Economists are almost unanimous that a strong economy puts pressure on wages and prices. If going unchecked, it can set the economy into a vicious wage-price spiral, which could bring back an old villain of the American economy, stagflation.

Wall Street didn’t know what to do with the numbers. On the one side, the debt market sold off across the board, with the 10-year U.S. Treasury bond exceeding the psychological level of 2%. Higher inflation is a negative development for fixed-income securities, as investors demand higher returns to compensate for the decline in the real value of their investments.

On the other side, U.S. equities declined sharply across the board at the opening, but they recovered by 10:30 a.m., only to sell off again.

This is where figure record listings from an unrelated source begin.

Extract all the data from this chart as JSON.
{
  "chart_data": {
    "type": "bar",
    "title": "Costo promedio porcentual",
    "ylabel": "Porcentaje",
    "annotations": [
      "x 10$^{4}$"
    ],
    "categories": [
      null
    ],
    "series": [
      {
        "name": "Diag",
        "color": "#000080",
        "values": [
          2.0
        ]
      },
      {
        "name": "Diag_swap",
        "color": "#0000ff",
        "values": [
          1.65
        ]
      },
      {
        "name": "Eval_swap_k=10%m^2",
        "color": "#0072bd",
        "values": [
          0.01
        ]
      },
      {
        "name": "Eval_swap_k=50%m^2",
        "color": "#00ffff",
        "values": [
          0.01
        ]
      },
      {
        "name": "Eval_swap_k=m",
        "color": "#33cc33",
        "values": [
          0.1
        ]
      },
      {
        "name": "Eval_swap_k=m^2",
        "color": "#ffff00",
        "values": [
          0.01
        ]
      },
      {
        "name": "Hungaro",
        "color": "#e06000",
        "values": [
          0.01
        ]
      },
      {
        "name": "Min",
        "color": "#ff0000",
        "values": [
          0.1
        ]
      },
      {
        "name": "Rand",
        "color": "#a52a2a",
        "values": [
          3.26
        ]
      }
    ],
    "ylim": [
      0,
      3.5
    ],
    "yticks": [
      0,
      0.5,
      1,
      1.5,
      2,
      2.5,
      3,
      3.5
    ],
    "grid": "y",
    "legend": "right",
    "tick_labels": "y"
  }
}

Apparently, equity traders are confused about how a strong economy and rising inflation can affect the performance of equity markets. On the one side, the strong economy is a boon to the top line of economically sensitive companies listed on major exchanges, as it leads to higher spending.

“Rising inflation hasn’t stopped consumers from spending as we continue to see strong purchasing trends, especially year over year,” said Jonathan Silver, founder & CEO at Affinity Solutions. “This is a good sign for a rebounding economy in 2022. We’ve also seen retailers try to keep pace with shoppers by not only looking to hire more help, but also to retain their current employees.”

On the other side, the rising inflation could push the Federal Reserve to take liquidity out of the economy with several interest-rate hikes.

“Today’s CPI bolsters arguments for the Federal Reserve to begin raising interest rates in the months ahead,” said Calvin Schnure, senior economist at Nareit.

That’s a negative development for equities, especially for companies that trade on the promise of future earnings rather than current earnings. Interest rates are the discounting factor in most valuation models, and rising interest rates push the valuations of these companies lower. Thus, the bigger sell-off in the Nasdaq, where the majority of such companies trade.

Still, some market observers believe that the spike in inflation is temporary. Silver is one of them.

“Despite another uptick in inflation, we’re optimistic that we will start to see prices come down a bit over the next few months. In addition, the Fed will likely accelerate its plans to raise rates while the supply chain bottleneck should get resolved, which will certainly help ease pricing,” he said.

The easing of inflation could signal the end of the Fed’s tightening cycle, and therefore, be a good development for equities. Providing, of course, that the Fed hikes do not push the economy into another recession, as has been the case in the past.